The ladder sequence during Dillinger’s hack was wild to me , a conceptual view of cyberspace, agents, and IC, that felt straight out of a cyberpunk novel in the late 80s or 90s. It’s hard for me to express how much I loved this bit, and the style that it had.
Similar was the return to the set pieces of the original Tron, which were recognizable and felt for lack of a better term “Lo Rez” despite being rendered on the IMAX screen along with the rest of the movie. Simpler, fewer things going on in the background, feeling like an early 3D rendered video game.
As for the tech, it took me a minute to come around, as I originally thoughts the constructs bursting out of the familiar black-carbon “supports” was a little… goofy perhaps, but I came to like it, and it definitely had an aesthetic to them. It left a bit to the imagination of what constitutes the objects – are they holograms, or built out of raw carbon and other elements? It was left undefined, and that’s okay, really. We are allowed to handwave some stuff in our sci-fi to prevent it from bogging down the story.
That being said, I found this approach to addressing the question of digital materiality really interesting.

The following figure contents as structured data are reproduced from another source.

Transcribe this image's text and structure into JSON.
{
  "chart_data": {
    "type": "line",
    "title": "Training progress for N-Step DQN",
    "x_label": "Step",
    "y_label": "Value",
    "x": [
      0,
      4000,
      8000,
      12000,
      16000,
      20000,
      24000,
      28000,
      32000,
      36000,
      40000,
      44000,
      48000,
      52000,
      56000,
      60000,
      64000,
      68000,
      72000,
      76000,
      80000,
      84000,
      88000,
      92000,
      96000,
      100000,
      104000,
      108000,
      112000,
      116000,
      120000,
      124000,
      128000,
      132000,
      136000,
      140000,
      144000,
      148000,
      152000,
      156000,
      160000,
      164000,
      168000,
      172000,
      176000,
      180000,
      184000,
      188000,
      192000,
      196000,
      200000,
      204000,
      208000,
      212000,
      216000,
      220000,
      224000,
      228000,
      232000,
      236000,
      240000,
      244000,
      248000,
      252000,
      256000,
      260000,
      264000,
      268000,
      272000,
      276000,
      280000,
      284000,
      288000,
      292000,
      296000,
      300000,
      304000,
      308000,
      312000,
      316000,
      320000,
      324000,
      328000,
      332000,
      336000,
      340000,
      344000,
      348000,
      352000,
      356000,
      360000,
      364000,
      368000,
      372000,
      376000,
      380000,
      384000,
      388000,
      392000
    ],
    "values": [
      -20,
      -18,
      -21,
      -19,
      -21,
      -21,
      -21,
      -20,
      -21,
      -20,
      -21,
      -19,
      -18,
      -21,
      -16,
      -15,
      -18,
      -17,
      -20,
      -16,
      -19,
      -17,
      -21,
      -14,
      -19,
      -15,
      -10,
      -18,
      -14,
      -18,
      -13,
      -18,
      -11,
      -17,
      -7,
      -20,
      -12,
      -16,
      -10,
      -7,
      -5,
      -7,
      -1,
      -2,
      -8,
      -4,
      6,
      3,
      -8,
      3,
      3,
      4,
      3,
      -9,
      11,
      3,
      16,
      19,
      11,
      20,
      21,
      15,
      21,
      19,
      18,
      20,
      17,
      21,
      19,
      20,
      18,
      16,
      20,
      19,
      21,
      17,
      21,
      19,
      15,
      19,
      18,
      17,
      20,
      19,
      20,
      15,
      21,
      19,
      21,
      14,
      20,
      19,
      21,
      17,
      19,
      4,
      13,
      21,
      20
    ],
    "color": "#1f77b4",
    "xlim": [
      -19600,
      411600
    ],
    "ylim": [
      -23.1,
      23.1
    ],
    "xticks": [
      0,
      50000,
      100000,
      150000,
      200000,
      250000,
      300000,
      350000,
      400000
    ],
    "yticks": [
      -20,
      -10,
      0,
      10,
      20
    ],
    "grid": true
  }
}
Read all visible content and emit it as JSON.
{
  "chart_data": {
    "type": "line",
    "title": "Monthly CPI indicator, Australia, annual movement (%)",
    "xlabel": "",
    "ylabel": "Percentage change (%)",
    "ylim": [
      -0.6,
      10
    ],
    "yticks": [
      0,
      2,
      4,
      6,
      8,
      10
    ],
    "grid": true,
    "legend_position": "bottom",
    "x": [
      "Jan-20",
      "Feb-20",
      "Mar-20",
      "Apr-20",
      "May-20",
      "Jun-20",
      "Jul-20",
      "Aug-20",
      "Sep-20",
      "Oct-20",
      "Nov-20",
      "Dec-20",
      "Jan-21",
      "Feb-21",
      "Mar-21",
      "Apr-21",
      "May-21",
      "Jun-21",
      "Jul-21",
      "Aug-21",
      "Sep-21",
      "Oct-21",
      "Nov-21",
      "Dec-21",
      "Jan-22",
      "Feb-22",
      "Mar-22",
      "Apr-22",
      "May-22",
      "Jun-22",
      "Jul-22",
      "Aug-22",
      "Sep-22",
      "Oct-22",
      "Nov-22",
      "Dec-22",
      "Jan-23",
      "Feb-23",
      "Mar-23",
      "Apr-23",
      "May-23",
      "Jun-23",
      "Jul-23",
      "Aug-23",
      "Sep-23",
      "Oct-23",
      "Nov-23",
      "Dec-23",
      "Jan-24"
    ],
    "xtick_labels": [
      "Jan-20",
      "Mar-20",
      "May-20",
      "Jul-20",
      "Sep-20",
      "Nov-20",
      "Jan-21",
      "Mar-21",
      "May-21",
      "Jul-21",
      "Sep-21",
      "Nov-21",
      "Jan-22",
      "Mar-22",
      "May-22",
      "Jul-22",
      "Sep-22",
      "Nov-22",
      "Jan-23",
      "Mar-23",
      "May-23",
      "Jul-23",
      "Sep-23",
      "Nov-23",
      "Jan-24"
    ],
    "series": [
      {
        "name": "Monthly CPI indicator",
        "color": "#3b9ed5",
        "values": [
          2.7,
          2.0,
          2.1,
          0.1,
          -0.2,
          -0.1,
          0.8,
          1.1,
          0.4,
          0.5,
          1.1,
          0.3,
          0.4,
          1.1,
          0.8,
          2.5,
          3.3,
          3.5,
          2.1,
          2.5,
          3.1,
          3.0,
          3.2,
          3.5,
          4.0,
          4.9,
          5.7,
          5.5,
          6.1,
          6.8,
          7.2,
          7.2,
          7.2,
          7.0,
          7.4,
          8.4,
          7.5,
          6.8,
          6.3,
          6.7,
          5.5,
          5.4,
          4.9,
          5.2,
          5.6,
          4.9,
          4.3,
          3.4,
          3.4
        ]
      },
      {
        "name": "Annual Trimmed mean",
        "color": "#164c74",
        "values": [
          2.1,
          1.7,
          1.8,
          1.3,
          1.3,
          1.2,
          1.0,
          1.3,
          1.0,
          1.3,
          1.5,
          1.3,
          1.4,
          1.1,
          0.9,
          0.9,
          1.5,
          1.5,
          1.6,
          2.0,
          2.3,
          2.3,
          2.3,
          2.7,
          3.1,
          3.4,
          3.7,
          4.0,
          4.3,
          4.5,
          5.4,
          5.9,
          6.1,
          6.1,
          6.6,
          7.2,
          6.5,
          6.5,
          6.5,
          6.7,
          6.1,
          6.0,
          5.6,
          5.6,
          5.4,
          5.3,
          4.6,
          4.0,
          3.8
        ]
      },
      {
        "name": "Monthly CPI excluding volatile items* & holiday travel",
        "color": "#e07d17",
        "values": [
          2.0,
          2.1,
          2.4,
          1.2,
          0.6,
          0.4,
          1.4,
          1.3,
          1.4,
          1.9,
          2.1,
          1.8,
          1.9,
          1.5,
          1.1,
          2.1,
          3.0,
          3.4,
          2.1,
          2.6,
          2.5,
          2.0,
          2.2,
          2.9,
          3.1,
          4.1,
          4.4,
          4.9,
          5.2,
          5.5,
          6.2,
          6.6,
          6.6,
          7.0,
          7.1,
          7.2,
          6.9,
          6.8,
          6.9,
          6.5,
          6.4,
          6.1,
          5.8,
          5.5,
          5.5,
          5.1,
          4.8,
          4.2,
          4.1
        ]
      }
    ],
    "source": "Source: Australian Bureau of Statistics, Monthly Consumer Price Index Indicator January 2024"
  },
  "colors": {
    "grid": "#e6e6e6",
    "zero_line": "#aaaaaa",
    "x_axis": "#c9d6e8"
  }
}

DM is that point where the virtual crosses over to the real world. If cyberspace happens at the point of connection where a telephone conversation takes place in the wires, DM is where our 3D constructs cross over into realspace (or meatspace, or objective reality, however you want to frame it).

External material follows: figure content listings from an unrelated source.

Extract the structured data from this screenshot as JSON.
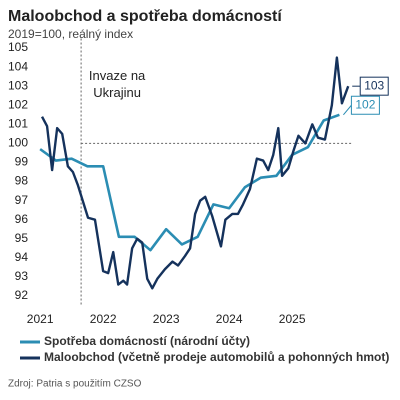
{
  "chart_data": {
    "type": "line",
    "title": "Maloobchod a spotřeba domácností",
    "subtitle": "2019=100, reálný index",
    "source": "Zdroj: Patria s použitím CZSO",
    "annotation": {
      "text": "Invaze na Ukrajinu",
      "x": 2022.15
    },
    "hline": 100,
    "xlim": [
      2021.45,
      2026.45
    ],
    "xticks": [
      {
        "value": 2021.5,
        "label": "2021"
      },
      {
        "value": 2022.5,
        "label": "2022"
      },
      {
        "value": 2023.5,
        "label": "2023"
      },
      {
        "value": 2024.5,
        "label": "2024"
      },
      {
        "value": 2025.5,
        "label": "2025"
      }
    ],
    "ylim": [
      91.5,
      105.5
    ],
    "yticks": [
      92,
      93,
      94,
      95,
      96,
      97,
      98,
      99,
      100,
      101,
      102,
      103,
      104,
      105
    ],
    "series": [
      {
        "name": "Spotřeba domácností (národní účty)",
        "color": "#2b8db3",
        "x": [
          2021.5,
          2021.75,
          2022.0,
          2022.25,
          2022.5,
          2022.75,
          2023.0,
          2023.25,
          2023.5,
          2023.75,
          2024.0,
          2024.25,
          2024.5,
          2024.75,
          2025.0,
          2025.25,
          2025.5,
          2025.75,
          2026.0,
          2026.25
        ],
        "values": [
          99.7,
          99.1,
          99.2,
          98.8,
          98.8,
          95.1,
          95.1,
          94.4,
          95.5,
          94.7,
          95.1,
          96.8,
          96.6,
          97.7,
          98.2,
          98.3,
          99.4,
          99.8,
          101.2,
          101.5
        ],
        "end_label": {
          "value": 102,
          "label": "102"
        }
      },
      {
        "name": "Maloobchod (včetně prodeje automobilů a pohonných hmot)",
        "color": "#15325c",
        "x": [
          2021.53,
          2021.61,
          2021.69,
          2021.77,
          2021.85,
          2021.94,
          2022.02,
          2022.1,
          2022.26,
          2022.37,
          2022.5,
          2022.58,
          2022.66,
          2022.74,
          2022.82,
          2022.88,
          2022.96,
          2023.04,
          2023.12,
          2023.2,
          2023.28,
          2023.36,
          2023.48,
          2023.6,
          2023.69,
          2023.8,
          2023.88,
          2023.96,
          2024.04,
          2024.12,
          2024.23,
          2024.37,
          2024.44,
          2024.55,
          2024.64,
          2024.72,
          2024.83,
          2024.94,
          2025.04,
          2025.12,
          2025.2,
          2025.28,
          2025.34,
          2025.44,
          2025.52,
          2025.6,
          2025.71,
          2025.82,
          2025.91,
          2026.02,
          2026.13,
          2026.21,
          2026.29,
          2026.39
        ],
        "values": [
          101.4,
          100.9,
          98.6,
          100.8,
          100.5,
          98.8,
          98.5,
          97.8,
          96.1,
          96.0,
          93.3,
          93.2,
          94.3,
          92.6,
          92.8,
          92.6,
          94.5,
          95.0,
          94.8,
          92.9,
          92.4,
          92.9,
          93.4,
          93.8,
          93.6,
          94.1,
          94.5,
          96.3,
          97.0,
          97.2,
          96.2,
          94.6,
          96.0,
          96.3,
          96.3,
          96.8,
          97.6,
          99.2,
          99.1,
          98.6,
          99.4,
          100.8,
          98.3,
          98.7,
          99.6,
          100.4,
          100.0,
          101.0,
          100.3,
          100.2,
          102.0,
          104.5,
          102.1,
          103.0
        ],
        "end_label": {
          "value": 103,
          "label": "103"
        }
      }
    ]
  }
}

Athena was effective in the film – I really liked her as a character – echoing our fears of current real world implementations of AI taking a command too far (“by any means necessary”) to disastrous consequences for Dillinger.

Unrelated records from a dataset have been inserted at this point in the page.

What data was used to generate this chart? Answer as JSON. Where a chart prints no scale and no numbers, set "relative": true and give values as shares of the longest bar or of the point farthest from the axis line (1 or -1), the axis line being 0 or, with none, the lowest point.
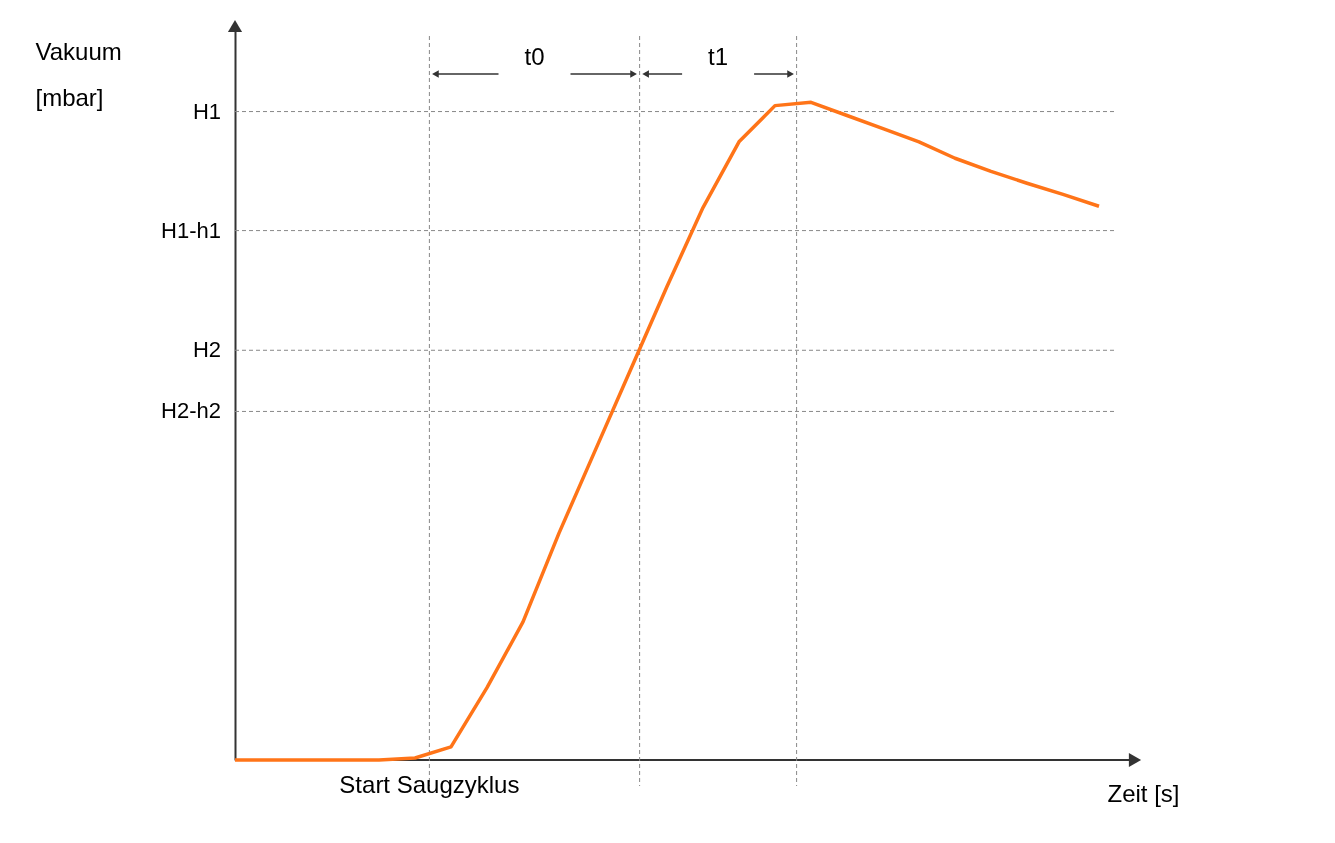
{
  "chart_data": {
    "type": "line",
    "relative": true,
    "xlabel": "Zeit [s]",
    "ylabel": "Vakuum [mbar]",
    "categories": [
      null,
      null,
      null,
      null,
      null,
      null,
      null,
      null,
      null,
      null,
      null,
      null,
      null,
      null,
      null,
      null,
      null,
      null,
      null,
      null,
      null,
      null,
      null,
      null,
      null
    ],
    "series": [
      {
        "color": "#ff7418",
        "values": [
          0,
          0,
          0,
          0,
          0,
          0.003,
          0.02,
          0.11,
          0.21,
          0.345,
          0.47,
          0.595,
          0.72,
          0.84,
          0.94,
          0.995,
          1,
          0.98,
          0.96,
          0.94,
          0.915,
          0.895,
          0.877,
          0.86,
          0.842
        ]
      }
    ],
    "ref_lines": [
      {
        "axis": "y",
        "value": 0.986,
        "label": "H1",
        "color": "#888888",
        "line_style": "dashed"
      },
      {
        "axis": "y",
        "value": 0.805,
        "label": "H1-h1",
        "color": "#888888",
        "line_style": "dashed"
      },
      {
        "axis": "y",
        "value": 0.623,
        "label": "H2",
        "color": "#888888",
        "line_style": "dashed"
      },
      {
        "axis": "y",
        "value": 0.53,
        "label": "H2-h2",
        "color": "#888888",
        "line_style": "dashed"
      }
    ],
    "annotations": [
      "Start Saugzyklus",
      "t0",
      "t1"
    ]
  }
}
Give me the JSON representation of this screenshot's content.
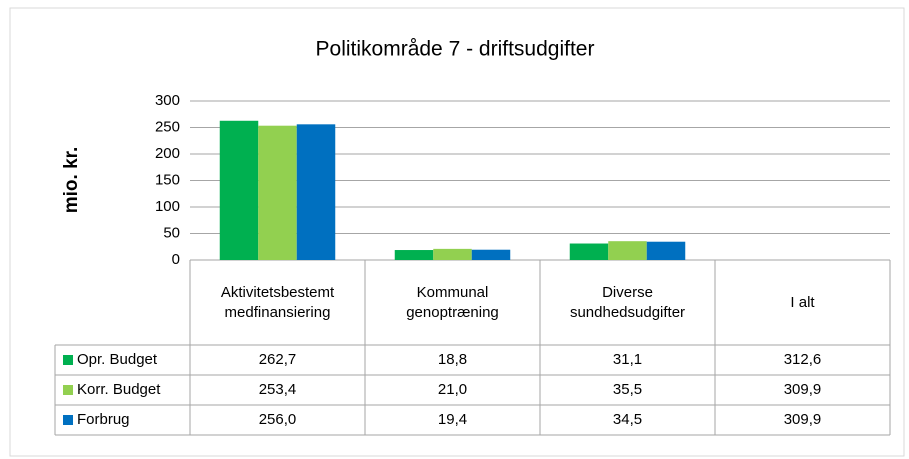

Ares, as an AI gaining emotional intelligence by doing the deep learning on the target of Eve Kim presents a different way. This EQ was what triggered his malfunction, but also pointed towards an avenue for growth for the AIs.
Regarding Ares as a construct in the real world, it’s interesting as he’s clearly Not Human, despite having a human form. He’s a construct , of whatever underlying form that takes, that just doesn’t decompose. We’re not given any indication that he is actually modelled after a human aside from in outward appearances. This provides a nice contrast with the various forms of post-humanity seen in the recent Alien: Earth series, where we had synthetics, cyborgs, and hybrids, in various shapes and forms. Ares represents an AI embodied within a synthetic body, more akin to the synths of Ash, Bishop, and Kirsh, but with significantly enhanced capability.
Ares in the real world is different in this way than the scanned and re-assembled Eve Kim, whose reconstituted body theoretically does not have this problem of permanence (though it’s interesting to ask why not?), but one can follow that her rebuilt body is her being reconstructed cell-by-cell. It’s much like the Teletransportation Paradox, from philosophy but also from Star Trek, as to whether the original body is destroyed and then rebuilt. Here the movie answers it with a clear “yes”, though with more intervening time in between.
The ending leaves open the possibility for further exploring what it is like for an AI to experience the world materially, in a way that is just hinted at in the postcard sequence from Ares. There’s room for some growth here.
Finally, I like how they portrayed the uses for the 3D printing technology with the permanence code enabled. Combating climate change, medical advancements, etc. – a really hopefully version of the future, and less dystopian that similar films like the Matrix and Terminator.
Overall, I enjoyed the film – no prior knowledge of the franchise was really necessary – and it seems odd that the most fantastic thing in a movie about AI, Virtual Reality, and Transhumanism, the most fantastic thing is that one can get across Vancouver in under 29 minutes.